A simple packet inspector written in Java utilising the Pcap4J library. It helps understand the traffic on your network, and provide a simpler way of digesting information.

The repository for this project can be found at: https://github.com/ChrisAtchison/JavaPacketInspector

Features

• Packet Sniffing
• Filter by:
  • IP Source and Destination
  • Port Source and Destination
  • Protocol
• Hex Dump
• Packet Buffering

Usage

To run the command, you need OpenJDK 18 or above. You can download it here.

In the terminal containing the .jar file, run the following command:

java -jar PacketInspector.jar

Within the program, there will be a number of options before commencing packet sniffing.

Network Device

To begin, there will be a list of valid network interfaces to capture traffic on. Select the number of the interface and press enter.

Filtering

There will then be five options to filter by. If you do not wish to filter by an item, press enter to leave it open.

IP Source / Destination

Accepts input in CIDR block format. For example 192.168.4.0/24 will filter by all IP addresses in the range 192.168.4.0 to 192.168.4.255.

Port Source / Destination

Accepts any number to match for input and output ports. Protocols that do not employ ports such as ICMP will not appear.

Protocol

Accepts any protocol name. For example TCP or UDP. Matches layer three and and layer four protocols.

Installation and Building

To build the project, you need Gradle installed. You can download it here. Once installed, run the following command in the root directory of the project:

gradle build

We reccommend using IntelliJ IDEA to run the project. You can download it here. Once installed, open the project in IntelliJ and run the main method in Main.java. To build the project, navigate the Gradle menu and find Tasks > Build > build. Running this will produce a .jar in build/libs which can then be executed.

Technical Design

The program is design around the abstract Packet object. This object is the parent of all other packet types, which are then passed through functions to either gain more information about themselves, or to make decisions deciding output.
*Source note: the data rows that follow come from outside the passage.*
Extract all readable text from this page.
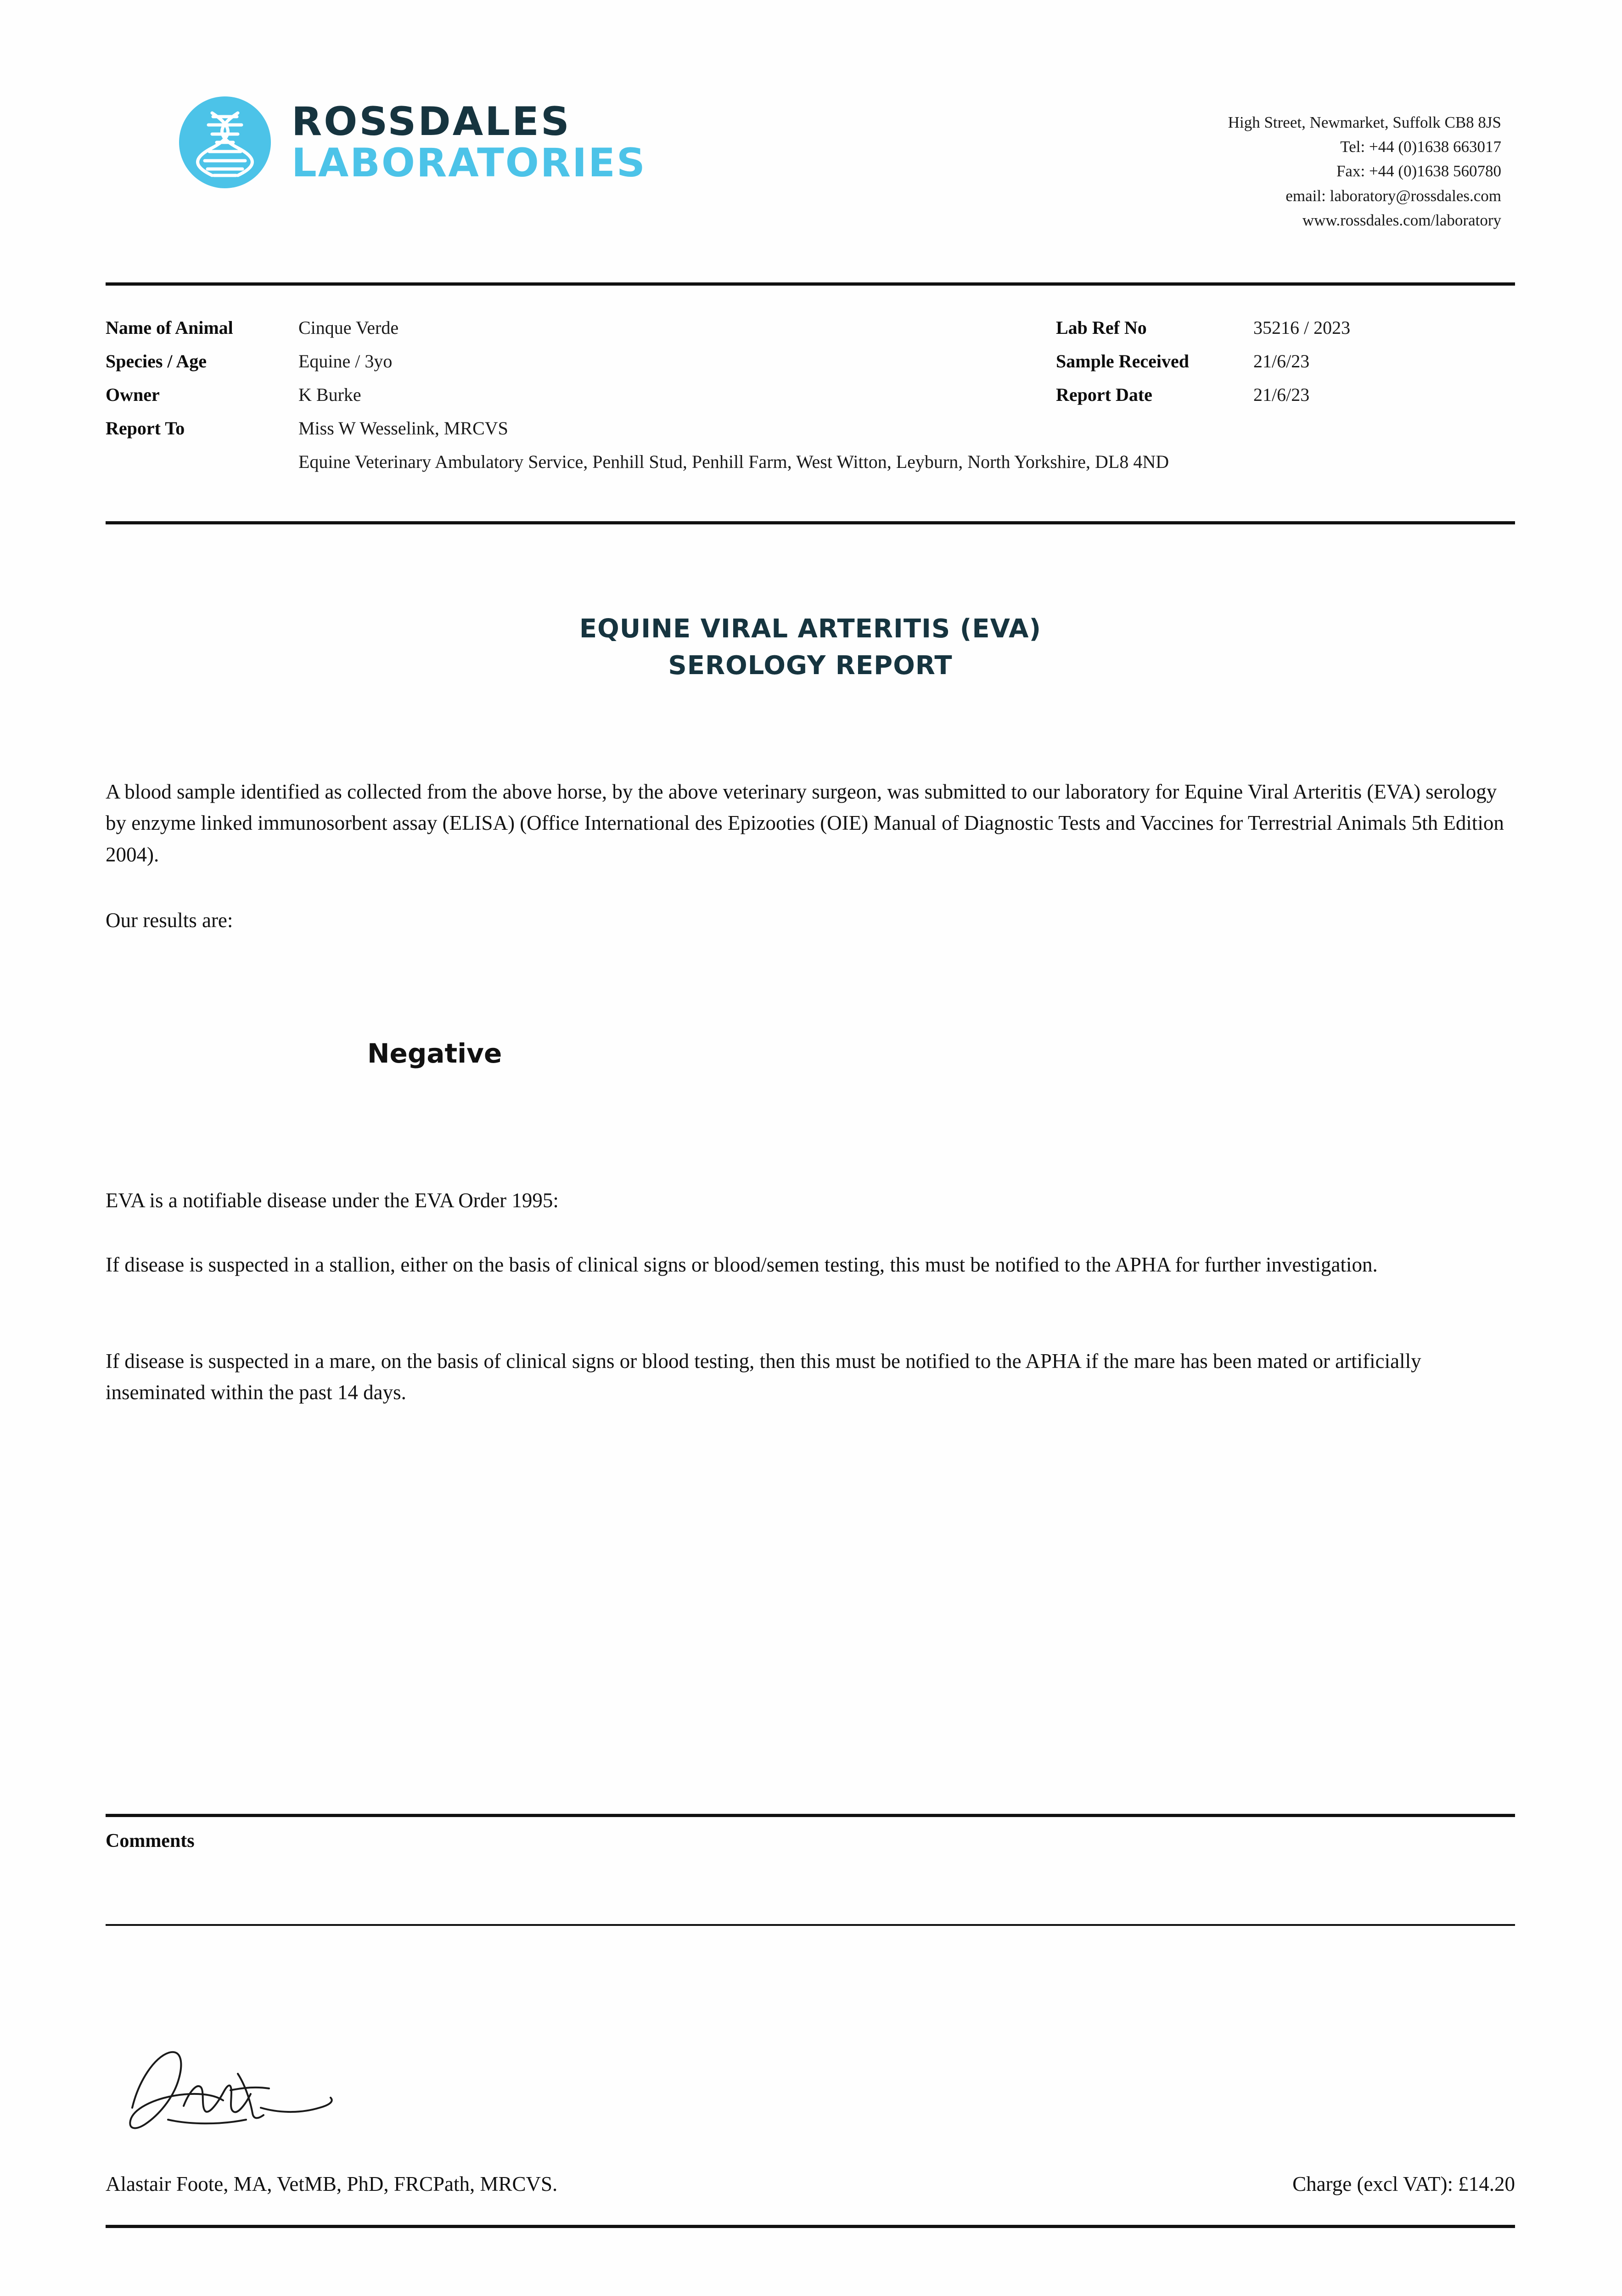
ROSSDALES
LABORATORIES
High Street, Newmarket, Suffolk CB8 8JS
Tel: +44 (0)1638 663017
Fax: +44 (0)1638 560780
email: laboratory@rossdales.com
www.rossdales.com/laboratory
Name of Animal	Cinque Verde	Lab Ref No	35216 / 2023
Species / Age	Equine / 3yo	Sample Received	21/6/23
Owner	K Burke	Report Date	21/6/23
Report To	Miss W Wesselink, MRCVS
Equine Veterinary Ambulatory Service, Penhill Stud, Penhill Farm, West Witton, Leyburn, North Yorkshire, DL8 4ND
EQUINE VIRAL ARTERITIS (EVA)
SEROLOGY REPORT
A blood sample identified as collected from the above horse, by the above veterinary surgeon, was submitted to our laboratory for Equine Viral Arteritis (EVA) serology by enzyme linked immunosorbent assay (ELISA) (Office International des Epizooties (OIE) Manual of Diagnostic Tests and Vaccines for Terrestrial Animals 5th Edition 2004).
Our results are:
Negative
EVA is a notifiable disease under the EVA Order 1995:
If disease is suspected in a stallion, either on the basis of clinical signs or blood/semen testing, this must be notified to the APHA for further investigation.
If disease is suspected in a mare, on the basis of clinical signs or blood testing, then this must be notified to the APHA if the mare has been mated or artificially inseminated within the past 14 days.
Comments
Alastair Foote, MA, VetMB, PhD, FRCPath, MRCVS.	Charge (excl VAT): £14.20
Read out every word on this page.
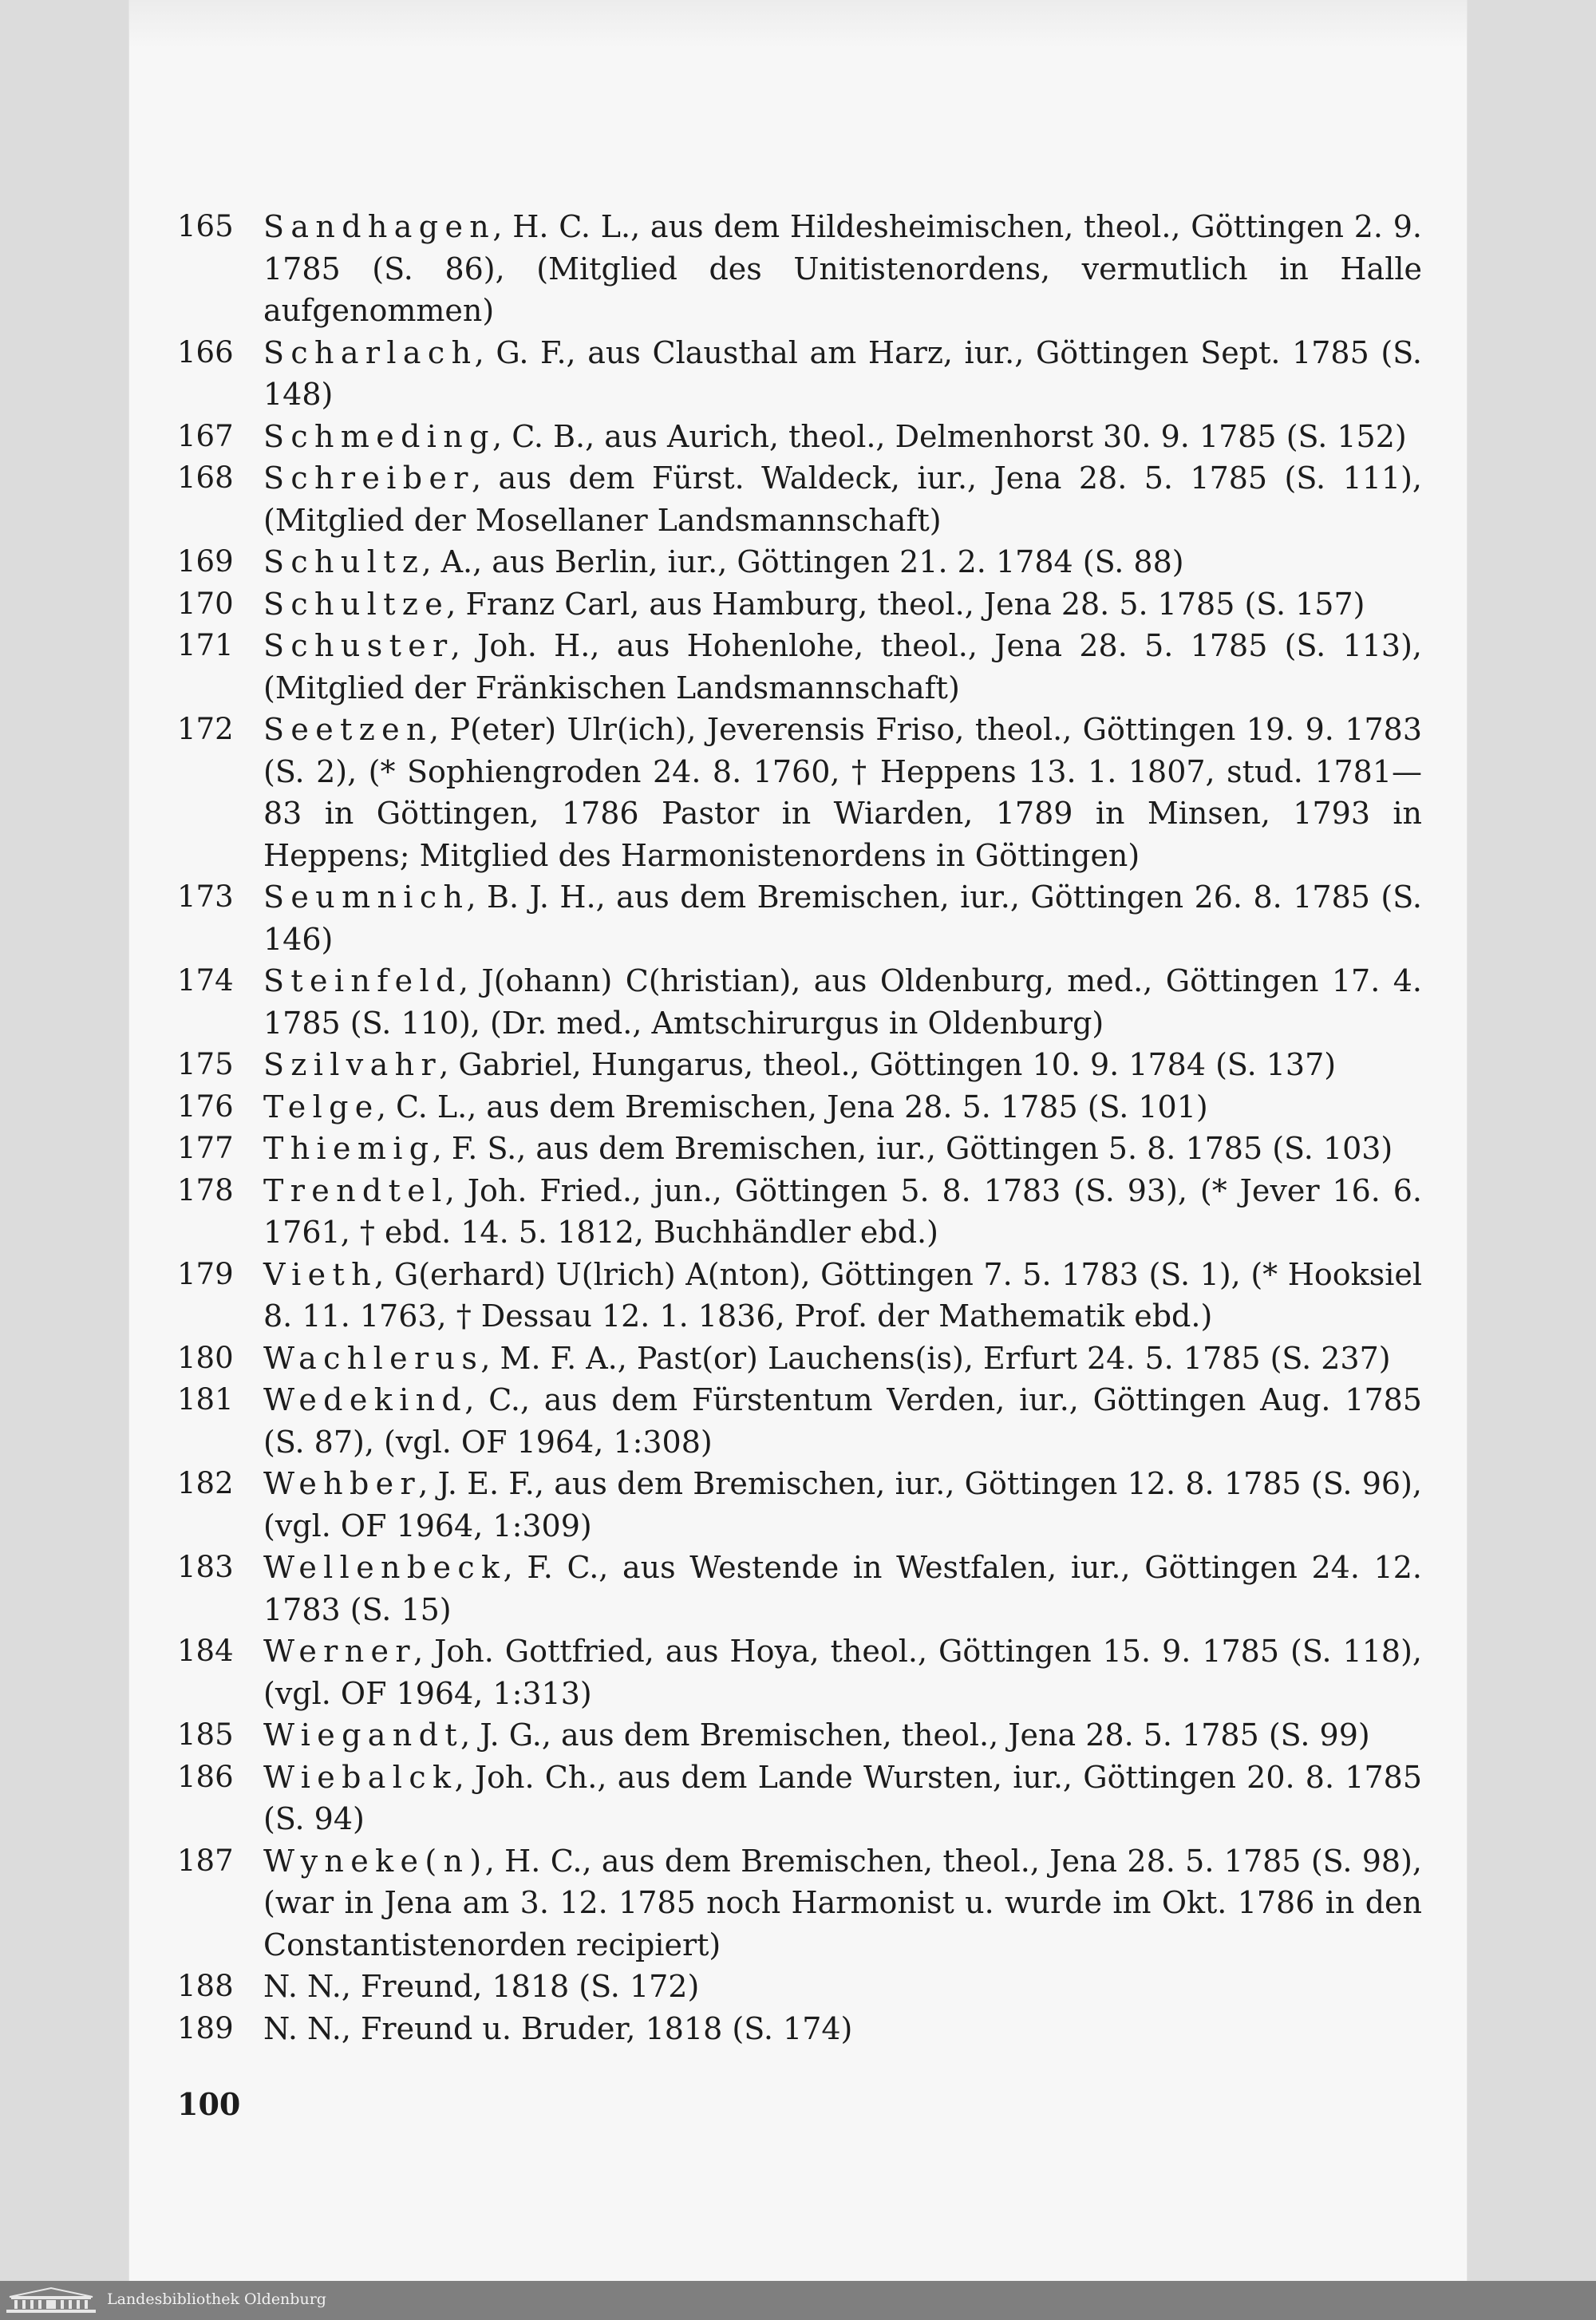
165 Sandhagen, H. C. L., aus dem Hildesheimischen, theol., Göttingen 2. 9. 1785 (S. 86), (Mitglied des Unitistenordens, vermutlich in Halle aufgenommen)
166 Scharlach, G. F., aus Clausthal am Harz, iur., Göttingen Sept. 1785 (S. 148)
167 Schmeding, C. B., aus Aurich, theol., Delmenhorst 30. 9. 1785 (S. 152)
168 Schreiber, aus dem Fürst. Waldeck, iur., Jena 28. 5. 1785 (S. 111), (Mitglied der Mosellaner Landsmannschaft)
169 Schultz, A., aus Berlin, iur., Göttingen 21. 2. 1784 (S. 88)
170 Schultze, Franz Carl, aus Hamburg, theol., Jena 28. 5. 1785 (S. 157)
171 Schuster, Joh. H., aus Hohenlohe, theol., Jena 28. 5. 1785 (S. 113), (Mitglied der Fränkischen Landsmannschaft)
172 Seetzen, P(eter) Ulr(ich), Jeverensis Friso, theol., Göttingen 19. 9. 1783 (S. 2), (* Sophiengroden 24. 8. 1760, † Heppens 13. 1. 1807, stud. 1781—83 in Göttingen, 1786 Pastor in Wiarden, 1789 in Minsen, 1793 in Heppens; Mitglied des Harmonistenordens in Göttingen)
173 Seumnich, B. J. H., aus dem Bremischen, iur., Göttingen 26. 8. 1785 (S. 146)
174 Steinfeld, J(ohann) C(hristian), aus Oldenburg, med., Göttingen 17. 4. 1785 (S. 110), (Dr. med., Amtschirurgus in Oldenburg)
175 Szilvahr, Gabriel, Hungarus, theol., Göttingen 10. 9. 1784 (S. 137)
176 Telge, C. L., aus dem Bremischen, Jena 28. 5. 1785 (S. 101)
177 Thiemig, F. S., aus dem Bremischen, iur., Göttingen 5. 8. 1785 (S. 103)
178 Trendtel, Joh. Fried., jun., Göttingen 5. 8. 1783 (S. 93), (* Jever 16. 6. 1761, † ebd. 14. 5. 1812, Buchhändler ebd.)
179 Vieth, G(erhard) U(lrich) A(nton), Göttingen 7. 5. 1783 (S. 1), (* Hooksiel 8. 11. 1763, † Dessau 12. 1. 1836, Prof. der Mathematik ebd.)
180 Wachlerus, M. F. A., Past(or) Lauchens(is), Erfurt 24. 5. 1785 (S. 237)
181 Wedekind, C., aus dem Fürstentum Verden, iur., Göttingen Aug. 1785 (S. 87), (vgl. OF 1964, 1:308)
182 Wehber, J. E. F., aus dem Bremischen, iur., Göttingen 12. 8. 1785 (S. 96), (vgl. OF 1964, 1:309)
183 Wellenbeck, F. C., aus Westende in Westfalen, iur., Göttingen 24. 12. 1783 (S. 15)
184 Werner, Joh. Gottfried, aus Hoya, theol., Göttingen 15. 9. 1785 (S. 118), (vgl. OF 1964, 1:313)
185 Wiegandt, J. G., aus dem Bremischen, theol., Jena 28. 5. 1785 (S. 99)
186 Wiebalck, Joh. Ch., aus dem Lande Wursten, iur., Göttingen 20. 8. 1785 (S. 94)
187 Wyneke(n), H. C., aus dem Bremischen, theol., Jena 28. 5. 1785 (S. 98), (war in Jena am 3. 12. 1785 noch Harmonist u. wurde im Okt. 1786 in den Constantistenorden recipiert)
188 N. N., Freund, 1818 (S. 172)
189 N. N., Freund u. Bruder, 1818 (S. 174)
100
Landesbibliothek Oldenburg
Packets are created in a packet factory, which takes in a decoded Ethernet frame header and directs the raw data to the appropriate constructor. This allows us to extensibly add new packet types in the future without interrupting the main flow of the program. Layer three and four packets inherit abstract methods from their respective classes, which handle common interactions those packets may have with the program. This forces consistent and predictable behaviour across all packet types, allowing us to treat them as abstract objects regardless of the specifics in the header design.

The program is designed to be as modular as possible, with each class having a single responsibility. This allows for easy extensibility and maintainability in the future.

Limitations

Many new protocols, a good example being the QUIC protocol, are constructed within existing packet types, and are identified by the program as traditional TCP packets in this case. This will require specific workarounds and breaks in the clear modularity of the packet factor in future.